Wind power is seeing similar overcapacity. China’s top wind turbine manufacturers, Goldwind and Sinovel, saw their earnings plummet by 83% and 96% respectively in the first half of 2012, year-on-year. Domestic wind farm operators Huaneng and Datang saw profits plunge 63% and 76%, respectively, due to low capacity utilization. China’s national electricity regulator, SERC, reported that 53% of the wind power generated in Inner Mongolia province in the first half of this year was wasted. One analyst told China Securities Journal that “40-50% of wind power projects are left idle,” with many not even connected to the grid.
A few years ago, Shenzhen-based BYD (short for “Build Your Dreams”) was a media darling that brought in Warren Buffett as an investor. It was going to make China the dominant player in electric automobiles.
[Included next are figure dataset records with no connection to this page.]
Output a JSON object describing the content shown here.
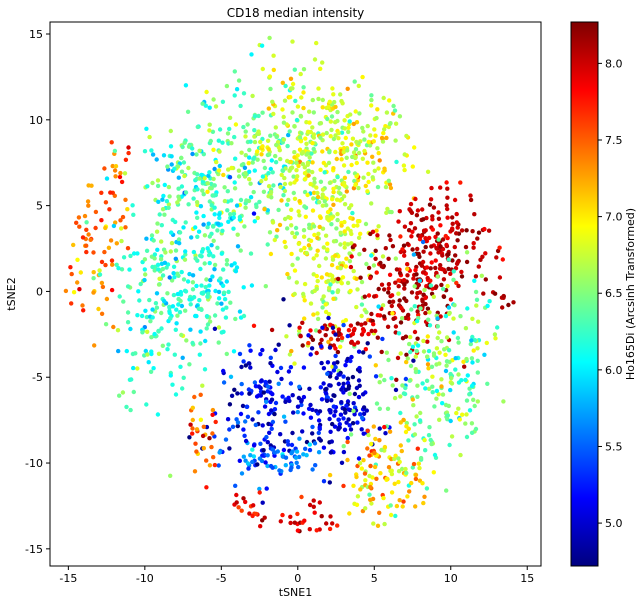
{
  "chart_data": {
    "type": "scatter",
    "title": "CD18 median intensity",
    "xlabel": "tSNE1",
    "ylabel": "tSNE2",
    "xlim": [
      -16.2,
      15.9
    ],
    "ylim": [
      -16.0,
      15.7
    ],
    "xticks": [
      -15,
      -10,
      -5,
      0,
      5,
      10,
      15
    ],
    "yticks": [
      -15,
      -10,
      -5,
      0,
      5,
      10,
      15
    ],
    "grid": false,
    "colormap": "jet",
    "colorbar": {
      "label": "Ho165Di (Arcsinh Transformed)",
      "range": [
        4.72,
        8.27
      ],
      "ticks": [
        5.0,
        5.5,
        6.0,
        6.5,
        7.0,
        7.5,
        8.0
      ],
      "tick_labels": [
        "5.0",
        "5.5",
        "6.0",
        "6.5",
        "7.0",
        "7.5",
        "8.0"
      ]
    },
    "clusters": [
      {
        "cx": -13.6,
        "cy": 2.0,
        "sx": 1.0,
        "sy": 2.5,
        "n": 70,
        "v": 7.45,
        "vs": 0.25
      },
      {
        "cx": -11.8,
        "cy": 6.5,
        "sx": 0.5,
        "sy": 2.0,
        "n": 25,
        "v": 7.4,
        "vs": 0.3
      },
      {
        "cx": -9.2,
        "cy": -1.0,
        "sx": 1.8,
        "sy": 2.8,
        "n": 180,
        "v": 6.3,
        "vs": 0.25
      },
      {
        "cx": -6.2,
        "cy": 5.8,
        "sx": 2.2,
        "sy": 2.2,
        "n": 220,
        "v": 6.35,
        "vs": 0.3
      },
      {
        "cx": -6.4,
        "cy": 0.2,
        "sx": 1.5,
        "sy": 2.0,
        "n": 120,
        "v": 6.15,
        "vs": 0.2
      },
      {
        "cx": -2.6,
        "cy": 7.8,
        "sx": 1.8,
        "sy": 2.5,
        "n": 150,
        "v": 6.4,
        "vs": 0.3
      },
      {
        "cx": 0.6,
        "cy": 8.8,
        "sx": 2.0,
        "sy": 2.2,
        "n": 230,
        "v": 6.75,
        "vs": 0.22
      },
      {
        "cx": 3.8,
        "cy": 7.8,
        "sx": 1.8,
        "sy": 2.0,
        "n": 150,
        "v": 6.8,
        "vs": 0.25
      },
      {
        "cx": 2.2,
        "cy": 2.0,
        "sx": 1.6,
        "sy": 2.6,
        "n": 230,
        "v": 6.8,
        "vs": 0.2
      },
      {
        "cx": 6.8,
        "cy": 0.2,
        "sx": 1.8,
        "sy": 1.8,
        "n": 170,
        "v": 8.05,
        "vs": 0.15
      },
      {
        "cx": 9.6,
        "cy": 3.0,
        "sx": 1.6,
        "sy": 1.4,
        "n": 150,
        "v": 8.05,
        "vs": 0.15
      },
      {
        "cx": 2.6,
        "cy": -2.6,
        "sx": 1.8,
        "sy": 0.5,
        "n": 60,
        "v": 8.0,
        "vs": 0.15
      },
      {
        "cx": -2.4,
        "cy": -6.6,
        "sx": 1.5,
        "sy": 2.0,
        "n": 150,
        "v": 5.15,
        "vs": 0.25
      },
      {
        "cx": 2.6,
        "cy": -6.2,
        "sx": 1.5,
        "sy": 1.8,
        "n": 170,
        "v": 5.0,
        "vs": 0.2
      },
      {
        "cx": -1.4,
        "cy": -9.8,
        "sx": 1.6,
        "sy": 0.7,
        "n": 60,
        "v": 5.6,
        "vs": 0.2
      },
      {
        "cx": 9.0,
        "cy": -4.8,
        "sx": 2.0,
        "sy": 3.0,
        "n": 260,
        "v": 6.45,
        "vs": 0.3
      },
      {
        "cx": 5.8,
        "cy": -10.6,
        "sx": 1.6,
        "sy": 1.4,
        "n": 120,
        "v": 7.1,
        "vs": 0.3
      },
      {
        "cx": -6.4,
        "cy": -8.4,
        "sx": 0.6,
        "sy": 1.3,
        "n": 30,
        "v": 7.55,
        "vs": 0.25
      },
      {
        "cx": -2.8,
        "cy": -12.6,
        "sx": 0.8,
        "sy": 0.5,
        "n": 20,
        "v": 7.9,
        "vs": 0.2
      },
      {
        "cx": 1.0,
        "cy": -13.4,
        "sx": 0.9,
        "sy": 0.6,
        "n": 25,
        "v": 7.95,
        "vs": 0.2
      },
      {
        "cx": 13.6,
        "cy": -0.2,
        "sx": 0.5,
        "sy": 0.4,
        "n": 10,
        "v": 8.1,
        "vs": 0.1
      }
    ]
  }
}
Despite gorging on green energy subsidies, BYD sold barely 8,000 hybrids and 400 fully electric cars last year, while hemorrhaging cash on an ill-fated solar venture. Company profits for the first half of 2012 plunged 94% year-on-year.
China’s high-speed rail ambitions put the Ministry of Railways so deeply in debt that by the end of last year it was forced to halt all construction and ask Beijing for a $126 billion bailout. Central authorities agreed to give it $31.5 billion to pay its state-owned suppliers and avoid an outright default, and had to issue a blanket guarantee on its bonds to help it raise more. While a handful of high-traffic lines, such as the Shanghai-Beijing route, have some prospect of breaking even, Prof. Zhao Jian of Beijing Jiaotong University compared the rest of the network to “a 160-story luxury hotel where only 11 stories are used and the occupancy rate of those floors is below 50%.”
China’s Railway Ministry racked up $1.4 billion in losses for the first six months of this year, and an internal audit has uncovered dangerous defects due to lax construction on 12 new lines, which will have to be repaired at the cost of billions more. Minister Liu Zhijun, the architect of China’s high-speed rail system, was fired in February 2011 and will soon be prosecuted on corruption charges that reportedly include embezzling some $120 million. One of his lieutenants, the deputy chief engineer, is alleged to have funneled $2.8 billion into an offshore bank account.
Many in Washington have developed a serious case of China-envy, seeing it as an exemplar of how to run an economy. In fact, Beijing’s mandarins are no better at picking winners, and just as prone to blow money on boondoggles, as their Beltway counterparts.
In his State of the Union address earlier this year, President Obama declared, “I will not cede the wind or solar or battery industry to China . . . because we refuse to make the same commitment here.” Given what’s really happening in China, he may want to think again.